Al Omrane : 50 zones et pôles urbains et 4 villes nouvelles développés
Le groupe Al Omrane, depuis sa création a confirmé sa vocation d’aménageur, accompagnant la politique de développement des villes nouvelles et des grands projets urbains intégrés. Selon Badr Kanouni, président du directoire du groupe Al Omrane, «le groupe, en tant qu’aménageur s’inscrit en convergence avec la politique de l’Etat. Avec 50 zones et pôles urbains et 4 villes nouvelles développés, le pays a besoin de ces extensions territoriales». Pour confirmer cet avis, M.Ennahli ajoute que la politique des villes nouvelles est régalienne et donc nécessaire.
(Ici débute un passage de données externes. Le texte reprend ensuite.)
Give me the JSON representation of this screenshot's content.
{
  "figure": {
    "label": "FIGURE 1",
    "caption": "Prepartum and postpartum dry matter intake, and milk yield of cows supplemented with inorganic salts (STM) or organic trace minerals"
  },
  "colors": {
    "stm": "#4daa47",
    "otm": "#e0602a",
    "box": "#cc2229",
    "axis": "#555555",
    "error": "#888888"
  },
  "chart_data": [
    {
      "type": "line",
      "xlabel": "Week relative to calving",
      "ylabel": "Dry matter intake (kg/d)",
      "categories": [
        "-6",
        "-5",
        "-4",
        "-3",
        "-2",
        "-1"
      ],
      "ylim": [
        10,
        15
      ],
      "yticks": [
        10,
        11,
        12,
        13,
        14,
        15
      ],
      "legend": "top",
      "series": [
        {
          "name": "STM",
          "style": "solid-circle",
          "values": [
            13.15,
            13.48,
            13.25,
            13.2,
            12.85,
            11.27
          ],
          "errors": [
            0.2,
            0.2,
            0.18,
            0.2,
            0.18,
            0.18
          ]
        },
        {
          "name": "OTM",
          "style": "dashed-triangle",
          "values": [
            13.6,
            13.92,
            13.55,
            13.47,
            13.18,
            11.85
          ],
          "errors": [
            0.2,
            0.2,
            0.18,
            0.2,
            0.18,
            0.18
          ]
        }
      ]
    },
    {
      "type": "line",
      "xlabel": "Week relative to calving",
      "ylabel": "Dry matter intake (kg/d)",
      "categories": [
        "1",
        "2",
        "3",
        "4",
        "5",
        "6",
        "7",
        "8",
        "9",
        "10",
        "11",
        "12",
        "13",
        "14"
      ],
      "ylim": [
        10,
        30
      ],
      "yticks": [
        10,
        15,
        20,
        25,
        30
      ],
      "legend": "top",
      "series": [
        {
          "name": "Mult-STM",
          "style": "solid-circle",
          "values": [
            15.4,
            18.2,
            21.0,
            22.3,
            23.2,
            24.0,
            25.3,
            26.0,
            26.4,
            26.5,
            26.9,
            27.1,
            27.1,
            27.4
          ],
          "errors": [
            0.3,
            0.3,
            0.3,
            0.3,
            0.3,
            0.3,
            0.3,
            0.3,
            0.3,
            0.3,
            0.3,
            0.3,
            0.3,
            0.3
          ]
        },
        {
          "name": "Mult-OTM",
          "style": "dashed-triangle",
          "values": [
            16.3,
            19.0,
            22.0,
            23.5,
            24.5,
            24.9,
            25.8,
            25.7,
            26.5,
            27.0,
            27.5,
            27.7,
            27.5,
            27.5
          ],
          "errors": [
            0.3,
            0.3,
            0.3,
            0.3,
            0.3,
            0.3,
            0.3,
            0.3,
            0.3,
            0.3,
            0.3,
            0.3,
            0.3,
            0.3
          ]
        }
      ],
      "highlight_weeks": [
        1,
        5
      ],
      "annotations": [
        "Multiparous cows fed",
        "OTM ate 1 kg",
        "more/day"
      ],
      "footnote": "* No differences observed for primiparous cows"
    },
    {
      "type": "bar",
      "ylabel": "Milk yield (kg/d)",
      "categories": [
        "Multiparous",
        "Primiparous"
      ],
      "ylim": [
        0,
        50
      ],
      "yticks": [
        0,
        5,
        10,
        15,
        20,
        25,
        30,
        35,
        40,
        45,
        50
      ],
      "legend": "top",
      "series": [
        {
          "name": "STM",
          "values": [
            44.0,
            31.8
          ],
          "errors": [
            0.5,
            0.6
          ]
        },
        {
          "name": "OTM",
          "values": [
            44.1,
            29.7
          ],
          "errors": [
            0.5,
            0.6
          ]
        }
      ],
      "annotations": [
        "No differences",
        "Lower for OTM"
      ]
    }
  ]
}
En Corée du Sud par exemple, le 2e moteur de croissance dans ce pays est présenté par l’ensemble des villes nouvelles qui ont été créées. Il faut savoir que «le groupe répond aux orientations stratégiques de l’Etat. Mais la déclinaison s’effectue avec les opérateurs». Comme tout n’est pas parfait, des problèmes continuent de persister, liés notamment à la connectivité, aux infrastructures, aux équipements scolaires et de santé… Des contraintes que les opérateurs publics, privés et institutionnels prennent à bras-le-corps et essayent tant bien que mal de régler. Il n’en demeure pas moins que ces villes continuent à accueillir des personnes, que certaines d’entre elles notamment ont développé des pôles économiques et industriels créateurs d’emplois et de valeur ajoutée et surtout aussi que ce sont des villes toujours jeunes et qui disposent d’un potentiel de développement élevé. A côté de cela, «le groupe est actif dans la résorption de l’habitat insalubre et dans la restructuration de quartiers. Pour rappel, ce sont 1,5 million de bidonvilles résorbés et 5 millions de familles qui ont profité de la restructuration», conclut M.Kanouni.